Similarly, if the warts were removed during an initial visit with a new patient and the removal constituted the major service provided, 17110 would be reported. However, instead of the new patient office visit code, family practices would assign 99025 (initial [new patient] visit when starred [*] surgical procedure constitutes major service at that visit).

5. Recognize Medicare rules regarding global surgical periods. Although CPT categorizes a number of these codes as starred procedures, coders must recognize that Medicare may handle them differently. In fact, Medicare has assigned global-surgical package days in many circumstances. Starred procedure codes 11200, 17000 and 17110, for instance, have a 10-day global period. Code 113000 is also a starred procedure, but Medicare has assigned a 0-day global period to it.

Other, non-starred procedures are also covered by Medicare global period rules, including 11400 and 11600, each with a 10-day global period.

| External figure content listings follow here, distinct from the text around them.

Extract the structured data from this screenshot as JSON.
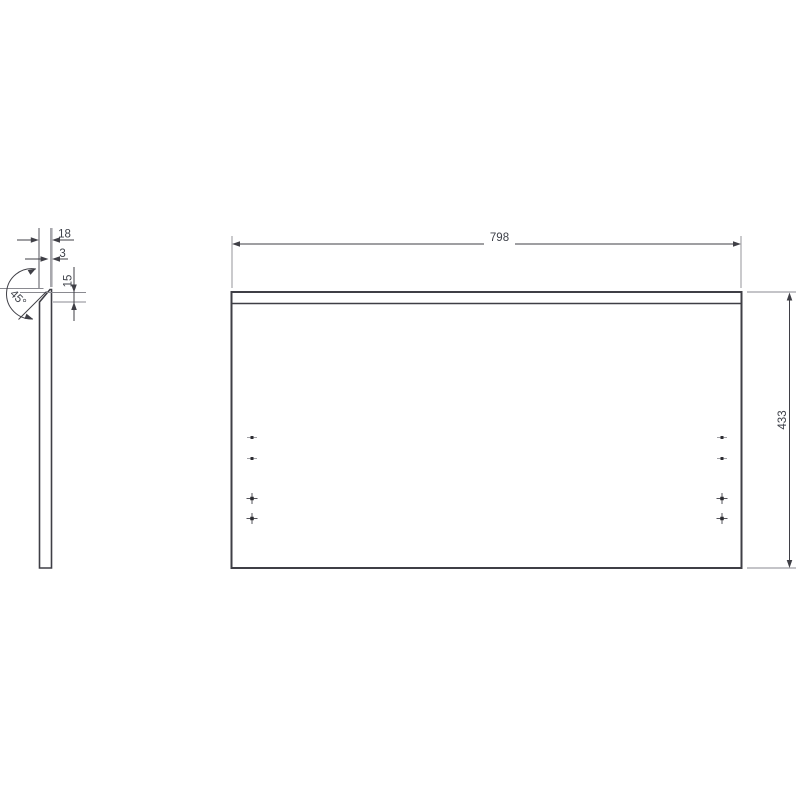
{
  "drawing": {
    "background": "#ffffff",
    "line_color": "#3f3f46",
    "thin_line_color": "#8a8a90",
    "stripe_color": "#a8a8ad",
    "marker_color": "#2e2e33",
    "text_color": "#3e4149"
  },
  "side_view": {
    "thickness_label": "18",
    "edge_flat_label": "3",
    "chamfer_height_label": "15",
    "chamfer_angle_label": "45°"
  },
  "front_view": {
    "width_label": "798",
    "height_label": "433",
    "markers": {
      "left_column_x": 252,
      "right_column_x": 722,
      "dot_rows_y": [
        437.5,
        458.5
      ],
      "cross_rows_y": [
        498.5,
        518.5
      ]
    }
  }
}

6. Code several lesions carefully. When the family physician removes several lesions in one session, coders may be confused about how to report the services appropriately.

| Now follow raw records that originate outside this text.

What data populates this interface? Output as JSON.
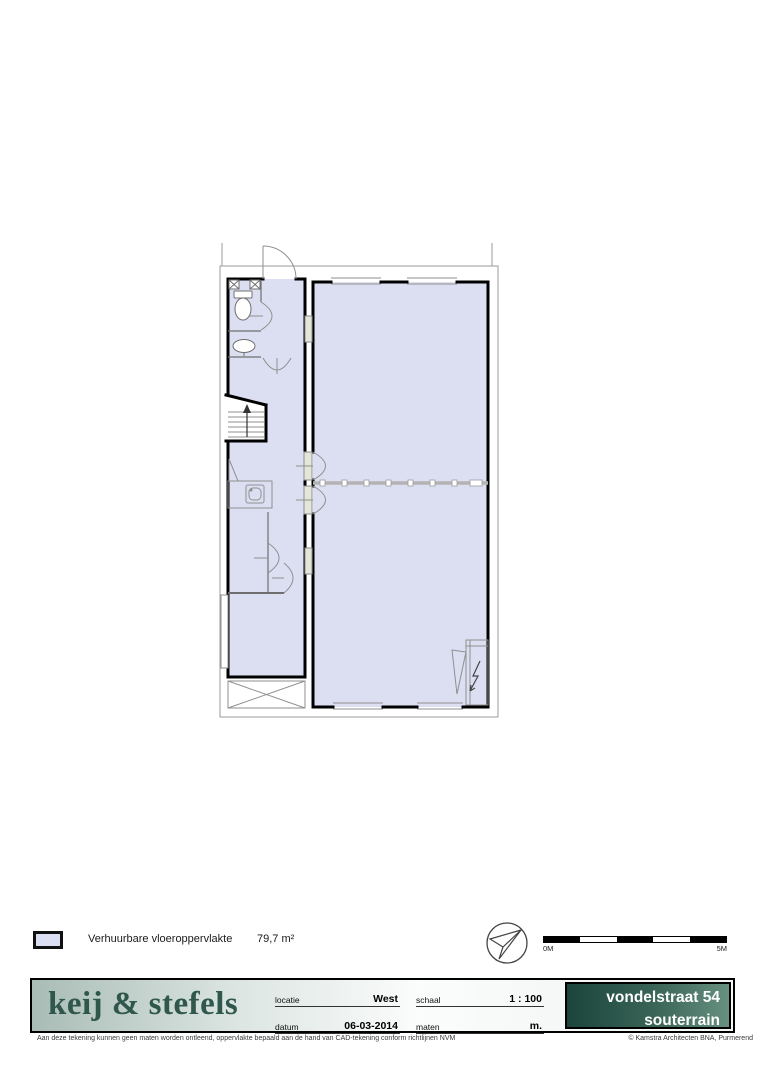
{
  "plan": {
    "area_fill_color": "#dcdff2",
    "wall_color": "#000000",
    "thin_line_color": "#8f8f8f"
  },
  "legend": {
    "label": "Verhuurbare vloeroppervlakte",
    "value": "79,7 m²",
    "swatch_color": "#dcdff2"
  },
  "scale_bar": {
    "start_label": "0M",
    "end_label": "5M"
  },
  "title_block": {
    "logo_text": "keij & stefels",
    "brand_color": "#2f574c",
    "banner_gradient_dark": "#1b453c",
    "banner_gradient_light": "#679080",
    "fields": [
      {
        "label": "locatie",
        "value": "West"
      },
      {
        "label": "datum",
        "value": "06-03-2014"
      },
      {
        "label": "schaal",
        "value": "1 : 100"
      },
      {
        "label": "maten",
        "value": "m."
      }
    ],
    "project_line1": "vondelstraat 54",
    "project_line2": "souterrain"
  },
  "footer": {
    "disclaimer": "Aan deze tekening kunnen geen maten worden ontleend, oppervlakte bepaald aan de hand van CAD-tekening conform richtlijnen NVM",
    "copyright": "© Kamstra Architecten BNA, Purmerend"
  }
}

If two or more lesions of the same size are removed from the same anatomical site, one code would be reported, with the appropriate number of lesions noted in the units box, Hill explains.

She adds, however, that often two lesions will be removed from different parts of the body perhaps one from the back and the other from a foot. If both are removed using the same technique (i.e., excision), both would be reported with modifier -51 appended to the service with lower reimbursement rates. If each is removed using a different method (i.e., one shaved and the second excised), however, both codes would be reported with modifier -59 (distinct procedural service) assigned to the service with lower relative value units.

Hill notes that physicians should not reduce their fees when using the -51 modifier because it may cause payers to automatically reduce the charge.